China Resources Power surprises with H1 profit up almost 80pc

China Resources Power Holdings (CRP), which is embroiled in controversy over a 2010 coal mining investment deal, posted a forecast-beating 78 per cent jump in interim profit on the back of lower coal costs.

China Resources Power Holdings (CRP), which is embroiled in controversy over a 2010 coal mining investment deal, posted a forecast-beating 78 per cent jump in interim profit on the back of lower coal costs.

First-half net profit of the Hong Kong-listed mainland power producer was HK$5.33 billion, up from HK$3 billion yuan in the year-earlier period.

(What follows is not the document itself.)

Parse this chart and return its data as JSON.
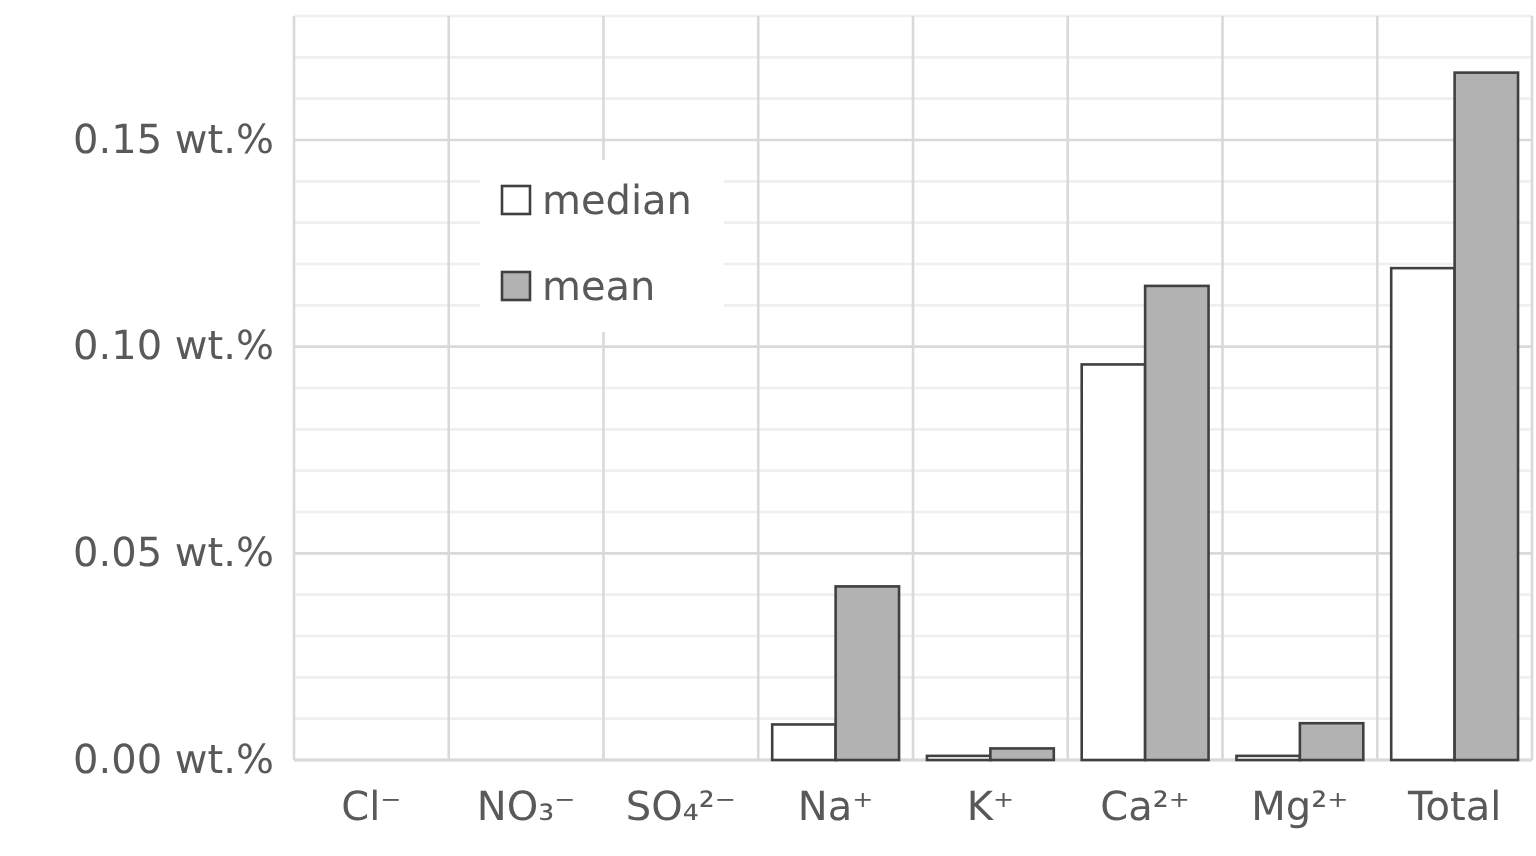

It was better than the HK$4.84 billion average estimate of four brokerage analyst polled by Bloomberg.

First-half turnover grew 4.5 per cent year-on-year to HK$32.3 billion, on the back of a 9.3 per cent rise in power output to 83.8 billion kilowatt-hours, the company said in a filing to the Hong Kong Stock Exchange.

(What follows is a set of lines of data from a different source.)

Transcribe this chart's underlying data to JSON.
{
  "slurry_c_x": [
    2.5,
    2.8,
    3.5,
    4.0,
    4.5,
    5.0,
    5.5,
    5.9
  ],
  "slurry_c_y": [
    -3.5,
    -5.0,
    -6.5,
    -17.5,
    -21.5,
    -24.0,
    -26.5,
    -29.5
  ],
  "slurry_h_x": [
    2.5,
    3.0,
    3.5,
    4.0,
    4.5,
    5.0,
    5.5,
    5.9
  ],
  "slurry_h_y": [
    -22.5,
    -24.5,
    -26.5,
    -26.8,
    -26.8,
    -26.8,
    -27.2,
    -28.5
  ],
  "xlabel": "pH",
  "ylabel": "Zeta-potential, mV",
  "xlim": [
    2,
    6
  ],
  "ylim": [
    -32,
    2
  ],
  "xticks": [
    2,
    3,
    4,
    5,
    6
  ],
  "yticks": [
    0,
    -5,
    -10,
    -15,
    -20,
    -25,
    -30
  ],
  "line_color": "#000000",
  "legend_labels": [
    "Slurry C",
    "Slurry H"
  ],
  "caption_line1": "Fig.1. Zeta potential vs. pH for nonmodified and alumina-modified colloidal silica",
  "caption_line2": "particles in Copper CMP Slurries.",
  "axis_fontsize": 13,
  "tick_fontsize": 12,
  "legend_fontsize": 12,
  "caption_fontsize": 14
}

CRP’s average standard coal cost for its power plants decreased 18 per cent during the reported period from the same period last year.

The company’s share price dropped 6.5 per cent year-to-date, underperforming the Hang Seng Index’s 0.8 per cent fall and rival Huaneng Power International’s 13per cent gain.

The drop was related to its merger proposal with sister firm China Resources Gas that was rejected last month by shareholders, as well as a controversial 7.9 billion yuan coal mining assets acquisition by a 49 per cent-owned subsidiary.

CRP’s management has allegedly sanctioned the acquisition at an inflated price, while certain mining rights among the assets had expired at the time of the acquisition. CRP had denied wrong-doing by its management.

Minority shareholders are seeking a court order for CRP to sue management for alleged failure in fiduciary duties to protect their interests in the deal. They are also seeking to nullify the deal.